Le 26 février 2011, le Conseil de sécurité des Nations Unies a décidé, à l’unanimité de ses membres, de saisir le Procureur de la CPI de la situation en Libye. Le 3 mars 2011, le Procureur de la CPI a annoncé l’ouverture d’une enquête dans la situation en Libye. Le 27 juin 2011, la Chambre préliminaire  a délivré trois mandats d’arrêt à l’encontre de MuammarKaddafi et son fils Islam et A. Al-Senussi pour des crimes contre l’humanité (meurtre et persécution) qui auraient été commis en Libye du 15 jusqu’au 28 février. Suite au décès de MouamarKhadafi, la Chambre préliminaire  a ordonné la clôture de l’affaire à l’encontre de ce dernier le 22 novembre 2011. Mais jusqu’alors Les deux autres suspects ne sont pas détenus par la Cour. Le 31 mai 2013, la Chambre préliminaire a rejeté l’exception d’irrecevabilité soulevée par les autorités libyennes concernant l’affaire à l’encontre de Saif Al-Islam Gaddafi et a rappelé à la Libye son obligation de remettre le suspect à la Cour.
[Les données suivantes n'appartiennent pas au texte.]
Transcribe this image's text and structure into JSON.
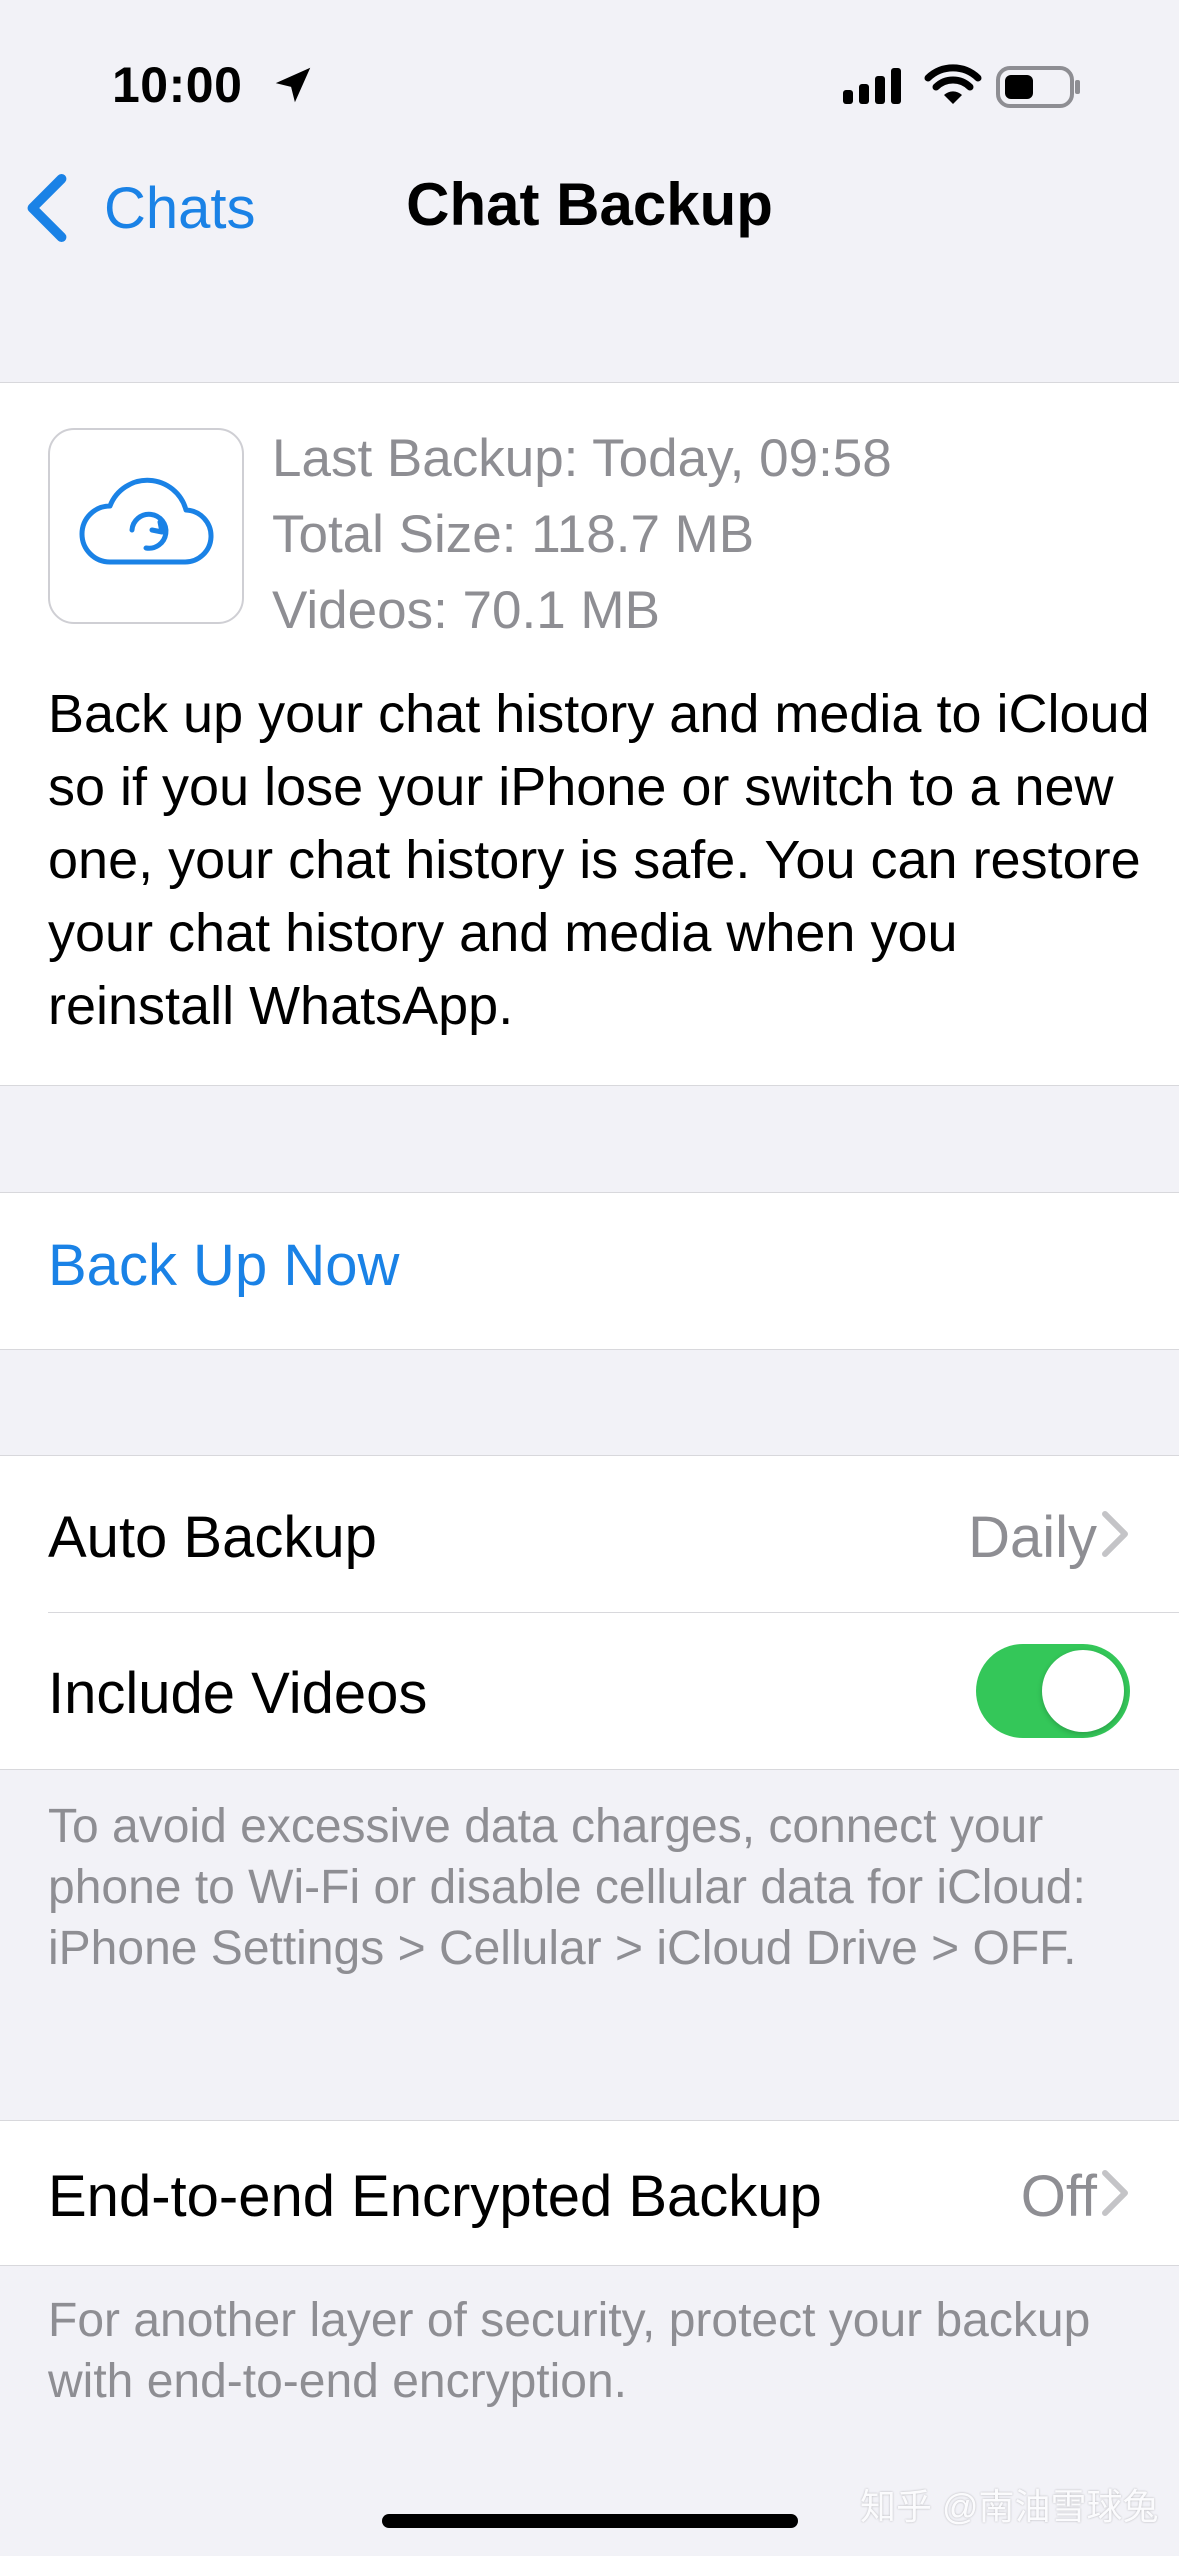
{
  "status_bar": {
    "time": "10:00"
  },
  "nav": {
    "back_label": "Chats",
    "title": "Chat Backup"
  },
  "backup_info": {
    "last_backup": "Last Backup: Today, 09:58",
    "total_size": "Total Size: 118.7 MB",
    "videos": "Videos: 70.1 MB",
    "description": "Back up your chat history and media to iCloud so if you lose your iPhone or switch to a new one, your chat history is safe. You can restore your chat history and media when you reinstall WhatsApp."
  },
  "actions": {
    "back_up_now": "Back Up Now"
  },
  "settings": {
    "auto_backup": {
      "label": "Auto Backup",
      "value": "Daily"
    },
    "include_videos": {
      "label": "Include Videos",
      "enabled": true
    },
    "videos_note": "To avoid excessive data charges, connect your phone to Wi-Fi or disable cellular data for iCloud: iPhone Settings > Cellular > iCloud Drive > OFF.",
    "e2e_backup": {
      "label": "End-to-end Encrypted Backup",
      "value": "Off"
    },
    "e2e_note": "For another layer of security, protect your backup with end-to-end encryption."
  },
  "watermark": "知乎 @南油雪球兔",
  "colors": {
    "accent": "#1a82e6",
    "toggle_on": "#34C759",
    "secondary_text": "#8e8e93",
    "background": "#F2F2F7"
  }
}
Le 11 octobre 2013, la Chambre préliminaire I a décidé que l’affaire concernant Abdullah Al-Senussi était irrecevable devant la Cour car elle faisait l’objet d’une enquête nationale par les autorités libyennes compétentes et que ce pays avait la volonté et était capable de mener véritablement à bien cette enquête.
Jusqu’aujourd’hui,les autorités de Tripoli refusent l’extradition vers la Haye de Seïf al-Islam Kadhafi, fils du défunt Guide, et de Abdallah al-Senoussi, ancien chef des renseignements de la Jamahiriya, qu’elles tiennent à juger l’un et l’autre sur le territoire libyen.

Côte d’Ivoire

Le 3 octobre 2011, la Chambre préliminaire a autorisé le Procureur à ouvrir une enquête pour les crimes présumés qui auraient été commis en Côte d’Ivoire lors de la crise post électorale de 2010 2011.
Le 23 novembre 2011, la Chambre préliminaire a émis un mandat d’arrêt, contre l’ancien président ivoirien Laurent Gbagbo,   pour quatre chefs de crimes contre l’humanité. Le 30 novembre 2011, le suspect a été transféré au quartier pénitentiaire de la CPI à La Haye par les autorités ivoiriennes. Le 5 décembre 2011, M. Gbagbo a comparu pour la première fois devant la Chambre préliminaire III.
La Chambre préliminaire I a confirmé, à la majorité, les quatre charges de crimes contre l’humanité (à l’encontre de Laurent Gbagbo et l’a renvoyé en procès. L’ouverture du procès devant la Chambre de première instance I est prévue pour le 7 juillet 2015.
La même situation a amené à inculper Charles Blé Goudé  accusé de quatre chefs de crimes contre

l’humanité qui auraient été perpétrés dans le contexte des violences post-électorales survenues sur le territoire ivoirien. Le 22 mars 2014, Charles Blé Goudé été remis à la CPI par les autorités de la Côte d’Ivoire et a comparu pour la première fois devant la Cour le 27 mars 2014. L’audience de confirmation des charges s’est tenue du 29 septembre au 2 octobre 2014. Le 20 décembre 2014, la Présidence de la CPI a renvoyé l’affaire devant la Chambre de première instance I, qui sera en charge du procès.

Mali

Le 16 janvier 2013, le Bureau du Procureur de la CPI a ouvert une enquête sur les crimes présumés commis sur le territoire du Mali depuis janvier 2012.La situation au Mali a été déferrée à la Cour par le Gouvernement du Mali le 13 juillet 2012.

Après avoir procédé à un examen préliminaire de la situation, notamment une évaluation de la recevabilité d’affaires éventuelles, le Bureau du Procureur a conclu qu’il existait une base raisonnable pour ouvrir une enquête. La situation au Mali est assignée à la Chambre préliminaire II.